André Marinho quer decisão sobre royalties só após posse de governador eleito

Enviado Terça, 28 de Abril de 2026.

Pré-candidato a governador do Rio de Janeiro pediu ao STF para ingressar como amicus curiae na ação sobre a redistribuição dos royalties do petróleo. O Novo quer adiar a audiência de conciliação de 5 de maio e o julgamento de 6 de maio até a posse de um governador eleito no estado.

O pré-candidato a governador do Rio, André Marinho, por meio do Diretório Estadual do Partido Novo no Rio de Janeiro pediu ao Supremo Tribunal Federal (STF) para ingressar como amicus curiae na ação que discute a redistribuição dos royalties do petróleo. A legenda também solicitou, em caráter de urgência, o adiamento da audiência de conciliação marcada para 5 de maio e da sessão de julgamento prevista para 6 de maio.

O pedido foi apresentado no âmbito da ADI 4.917, ajuizada em 2013 pelo então governador do Estado do Rio de Janeiro contra dispositivos da Lei nº 12.734/2012, que alterou os critérios de distribuição dos royalties e das participações especiais do petróleo.

Na petição, o Novo-RJ sustenta que o tema não deveria ser decidido enquanto o estado estiver sob comando de um governador em exercício não eleito. Hoje, o governo é exercido pelo desembargador Ricardo Couto de Castro, presidente do Tribunal de Justiça do Rio de Janeiro, por decisão do próprio STF.

A legenda afirma que uma eventual conciliação sobre os royalties teria impacto bilionário e efeitos por vários anos nas contas públicas fluminenses. Por isso, defende que qualquer acordo só seja discutido após a posse de um governador escolhido pelo voto.

Segundo o partido, permitir que o atual chefe interino do Executivo represente o Rio de Janeiro em uma transação desse porte poderia comprometer a legitimidade democrática da decisão.

“A celebração de acordo que renuncia a passivos retroativos relativos a 2013-2025 e que estabelece regime transitório vinculante até 2032 é ato de decisão política primária — não de mera continuidade administrativa”, diz a petição do Partido Novo-RJ.
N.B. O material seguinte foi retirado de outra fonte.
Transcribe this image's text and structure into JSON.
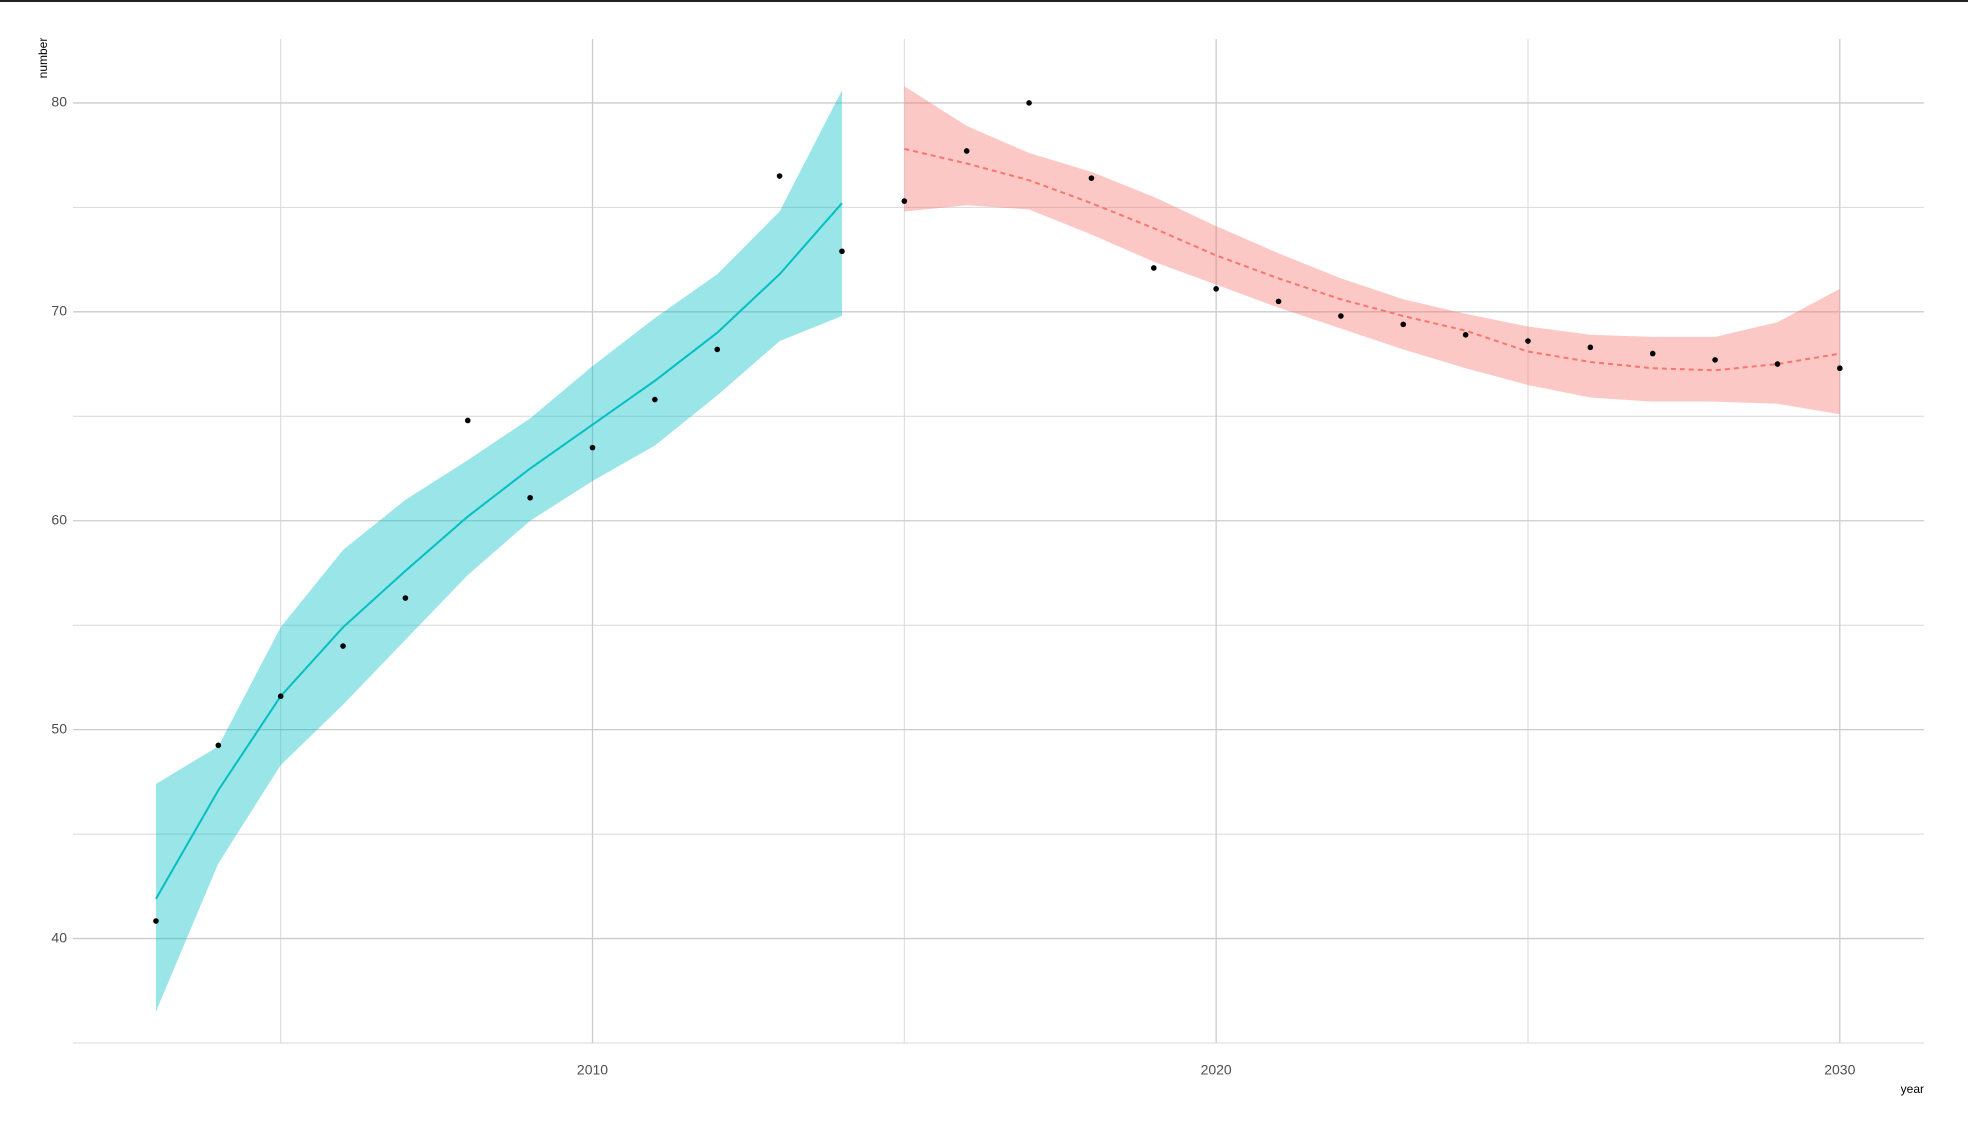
{
  "chart_data": {
    "type": "scatter",
    "x_label": "year",
    "y_label": "number",
    "x": [
      2003,
      2004,
      2005,
      2006,
      2007,
      2008,
      2009,
      2010,
      2011,
      2012,
      2013,
      2014,
      2015,
      2016,
      2017,
      2018,
      2019,
      2020,
      2021,
      2022,
      2023,
      2024,
      2025,
      2026,
      2027,
      2028,
      2029,
      2030
    ],
    "values": [
      40.84,
      49.25,
      51.6,
      54.0,
      56.3,
      64.8,
      61.1,
      63.5,
      65.8,
      68.2,
      76.5,
      72.9,
      75.3,
      77.7,
      80.0,
      76.4,
      72.1,
      71.1,
      70.5,
      69.8,
      69.4,
      68.9,
      68.6,
      68.3,
      68.0,
      67.7,
      67.5,
      67.3
    ],
    "color": "#000000",
    "fits": [
      {
        "color": "#00BFC4",
        "dashed": false,
        "x": [
          2003,
          2004,
          2005,
          2006,
          2007,
          2008,
          2009,
          2010,
          2011,
          2012,
          2013,
          2014
        ],
        "values": [
          41.9,
          47.1,
          51.6,
          54.9,
          57.6,
          60.2,
          62.5,
          64.6,
          66.7,
          69.0,
          71.8,
          75.2
        ],
        "upper": [
          47.4,
          49.2,
          54.9,
          58.6,
          61.0,
          62.9,
          64.9,
          67.4,
          69.7,
          71.8,
          74.8,
          80.6
        ],
        "lower": [
          36.5,
          43.6,
          48.3,
          51.2,
          54.3,
          57.4,
          60.0,
          61.9,
          63.6,
          66.0,
          68.6,
          69.8
        ]
      },
      {
        "color": "#F8766D",
        "dashed": true,
        "x": [
          2015,
          2016,
          2017,
          2018,
          2019,
          2020,
          2021,
          2022,
          2023,
          2024,
          2025,
          2026,
          2027,
          2028,
          2029,
          2030
        ],
        "values": [
          77.8,
          77.1,
          76.3,
          75.2,
          74.0,
          72.7,
          71.6,
          70.6,
          69.8,
          69.1,
          68.1,
          67.6,
          67.3,
          67.2,
          67.5,
          68.0
        ],
        "upper": [
          80.8,
          78.9,
          77.6,
          76.7,
          75.5,
          74.1,
          72.8,
          71.6,
          70.6,
          69.9,
          69.3,
          68.9,
          68.8,
          68.8,
          69.5,
          71.1
        ],
        "lower": [
          74.8,
          75.1,
          74.9,
          73.7,
          72.4,
          71.3,
          70.2,
          69.2,
          68.2,
          67.3,
          66.5,
          65.9,
          65.7,
          65.7,
          65.6,
          65.1
        ]
      }
    ],
    "xlim": [
      2001.67,
      2031.35
    ],
    "ylim": [
      35.0,
      83.06
    ],
    "xticks": [
      2010,
      2020,
      2030
    ],
    "yticks": [
      40,
      50,
      60,
      70,
      80
    ],
    "x_minor_ticks": [
      2005,
      2015,
      2025
    ],
    "y_minor_ticks": [
      35,
      45,
      55,
      65,
      75
    ],
    "grid": true
  }
}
O diretório estadual é representado por Thiago Esteves Barbosa, presidente do partido no Rio, mas foi feito a partir de uma ideia de André Marinho. A sigla pede autorização para apresentar memoriais e fazer sustentação oral no processo.
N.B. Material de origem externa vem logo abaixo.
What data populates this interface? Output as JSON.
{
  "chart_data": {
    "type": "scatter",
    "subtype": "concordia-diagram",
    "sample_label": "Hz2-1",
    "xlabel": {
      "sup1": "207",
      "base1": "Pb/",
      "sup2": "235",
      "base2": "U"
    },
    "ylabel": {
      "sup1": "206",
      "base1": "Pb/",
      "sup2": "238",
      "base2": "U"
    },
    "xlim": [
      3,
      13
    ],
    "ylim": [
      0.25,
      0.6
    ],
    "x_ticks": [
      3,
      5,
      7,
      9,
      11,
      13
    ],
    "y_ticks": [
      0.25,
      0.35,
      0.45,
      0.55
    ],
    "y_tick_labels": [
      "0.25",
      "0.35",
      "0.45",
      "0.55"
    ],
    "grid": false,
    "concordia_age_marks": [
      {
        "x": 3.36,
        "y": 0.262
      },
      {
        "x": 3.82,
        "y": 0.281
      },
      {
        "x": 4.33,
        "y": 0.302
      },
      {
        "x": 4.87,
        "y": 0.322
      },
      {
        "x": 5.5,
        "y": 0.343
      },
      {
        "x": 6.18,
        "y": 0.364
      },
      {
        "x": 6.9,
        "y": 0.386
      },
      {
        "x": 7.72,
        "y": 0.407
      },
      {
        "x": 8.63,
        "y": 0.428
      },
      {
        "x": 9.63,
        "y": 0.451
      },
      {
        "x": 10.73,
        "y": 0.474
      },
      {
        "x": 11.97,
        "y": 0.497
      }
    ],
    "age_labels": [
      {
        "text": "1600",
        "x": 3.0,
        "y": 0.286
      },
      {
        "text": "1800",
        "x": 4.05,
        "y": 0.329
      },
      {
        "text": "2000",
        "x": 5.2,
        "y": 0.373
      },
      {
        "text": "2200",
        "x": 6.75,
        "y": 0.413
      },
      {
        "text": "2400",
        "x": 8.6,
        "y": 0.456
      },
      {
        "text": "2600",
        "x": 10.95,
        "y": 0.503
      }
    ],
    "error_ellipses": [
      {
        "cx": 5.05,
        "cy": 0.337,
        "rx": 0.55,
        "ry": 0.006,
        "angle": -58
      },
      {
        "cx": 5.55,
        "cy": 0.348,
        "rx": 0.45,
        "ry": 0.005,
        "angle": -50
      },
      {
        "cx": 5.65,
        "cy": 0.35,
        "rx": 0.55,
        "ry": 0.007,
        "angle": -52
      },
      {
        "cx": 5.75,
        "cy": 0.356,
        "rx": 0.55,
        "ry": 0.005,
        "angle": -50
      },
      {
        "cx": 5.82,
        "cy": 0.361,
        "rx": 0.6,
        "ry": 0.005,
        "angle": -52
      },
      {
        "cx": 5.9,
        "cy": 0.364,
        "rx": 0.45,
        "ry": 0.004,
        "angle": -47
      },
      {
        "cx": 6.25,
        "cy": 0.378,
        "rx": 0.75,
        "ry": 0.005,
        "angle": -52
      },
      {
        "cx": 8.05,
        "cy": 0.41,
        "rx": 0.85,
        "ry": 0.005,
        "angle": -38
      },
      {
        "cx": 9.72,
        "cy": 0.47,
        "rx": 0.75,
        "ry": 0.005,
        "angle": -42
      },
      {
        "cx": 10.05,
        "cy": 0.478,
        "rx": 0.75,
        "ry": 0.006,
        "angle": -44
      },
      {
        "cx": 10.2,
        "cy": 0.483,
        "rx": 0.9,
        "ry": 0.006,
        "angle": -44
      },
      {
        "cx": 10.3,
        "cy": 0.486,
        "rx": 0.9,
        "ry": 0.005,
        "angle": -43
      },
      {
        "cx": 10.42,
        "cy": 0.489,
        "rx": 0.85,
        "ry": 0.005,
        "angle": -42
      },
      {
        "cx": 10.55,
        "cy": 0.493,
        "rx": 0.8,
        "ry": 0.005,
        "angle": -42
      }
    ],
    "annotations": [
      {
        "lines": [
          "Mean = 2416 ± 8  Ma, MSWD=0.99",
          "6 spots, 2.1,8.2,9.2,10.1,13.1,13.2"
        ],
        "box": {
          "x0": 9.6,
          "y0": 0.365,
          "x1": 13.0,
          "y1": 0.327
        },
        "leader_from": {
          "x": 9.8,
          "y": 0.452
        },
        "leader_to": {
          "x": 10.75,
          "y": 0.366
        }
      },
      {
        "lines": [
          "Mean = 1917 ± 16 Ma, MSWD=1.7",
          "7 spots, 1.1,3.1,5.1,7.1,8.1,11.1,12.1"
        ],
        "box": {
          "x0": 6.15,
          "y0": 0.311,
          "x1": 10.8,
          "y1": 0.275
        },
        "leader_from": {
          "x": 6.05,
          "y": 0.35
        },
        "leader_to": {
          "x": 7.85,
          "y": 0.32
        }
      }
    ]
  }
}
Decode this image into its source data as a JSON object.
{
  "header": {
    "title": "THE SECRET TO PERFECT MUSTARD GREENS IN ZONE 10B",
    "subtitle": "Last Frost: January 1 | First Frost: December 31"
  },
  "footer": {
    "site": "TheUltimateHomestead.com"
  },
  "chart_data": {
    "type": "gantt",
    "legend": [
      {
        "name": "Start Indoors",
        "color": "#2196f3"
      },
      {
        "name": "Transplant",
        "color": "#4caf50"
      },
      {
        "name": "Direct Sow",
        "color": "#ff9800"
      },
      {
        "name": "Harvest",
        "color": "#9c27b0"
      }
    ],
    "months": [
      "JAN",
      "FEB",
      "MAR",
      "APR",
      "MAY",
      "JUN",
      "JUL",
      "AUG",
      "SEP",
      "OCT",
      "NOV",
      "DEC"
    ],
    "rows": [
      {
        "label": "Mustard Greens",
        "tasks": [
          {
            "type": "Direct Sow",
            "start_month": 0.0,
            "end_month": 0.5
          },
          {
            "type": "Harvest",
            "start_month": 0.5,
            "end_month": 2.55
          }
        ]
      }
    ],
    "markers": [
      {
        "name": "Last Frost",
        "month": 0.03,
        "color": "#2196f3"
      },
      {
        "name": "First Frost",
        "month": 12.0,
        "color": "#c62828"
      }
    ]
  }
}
A argumentação do Novo se apoia no quadro político excepcional do estado. A petição cita a cassação de Cláudio Castro pelo Tribunal Superior Eleitoral (TSE), a renúncia anterior do vice-governador Thiago Pampolha, o afastamento de Rodrigo Bacellar da presidência da Alerj e a posse provisória de Ricardo Couto no governo.

O partido também menciona a pendência no STF sobre o formato da eleição suplementar no estado, se direta ou indireta. Para a legenda, essa indefinição torna ainda mais arriscada qualquer tentativa de acordo sobre receitas futuras dos royalties.

A ação dos royalties tramita há mais de uma década. Em 2013, a ministra Cármen Lúcia suspendeu trechos da lei que mudava a divisão dos recursos, mantendo, na prática, o modelo mais favorável aos estados produtores.

Agora, com a retomada do tema no STF, estados não produtores e municípios defendem uma redistribuição mais ampla. Já o Rio de Janeiro e municípios fluminenses produtores temem perdas bilionárias.

Na petição, o Novo-RJ afirma que a discussão envolve o pacto federativo, o equilíbrio fiscal do estado e a capacidade de prestação de serviços públicos. A legenda também cita possíveis impactos sobre receitas permanentes do Rio até 2032.

O partido argumenta que o atual governador em exercício tem função de continuidade administrativa, mas não deveria assumir compromissos políticos de longo prazo em nome do estado.

“Não há legitimação popular direta no atual Chefe do Poder Executivo do Estado do Rio de Janeiro”, afirma o texto apresentado ao STF.

O Novo também invoca princípios como soberania popular, federalismo, responsabilidade fiscal, interesse público e vedação à criação de fatos consumados antes da eleição.

Como pedido alternativo, caso o adiamento até a posse de um novo governador não seja aceito, a legenda solicita ao menos a suspensão da audiência e do julgamento até a conclusão da ação que discute o formato das eleições suplementares no Rio de Janeiro.

A decisão caberá ao STF, que terá de avaliar se admite o Partido Novo-RJ no processo e se mantém ou adia a audiência de conciliação e o julgamento sobre os royalties.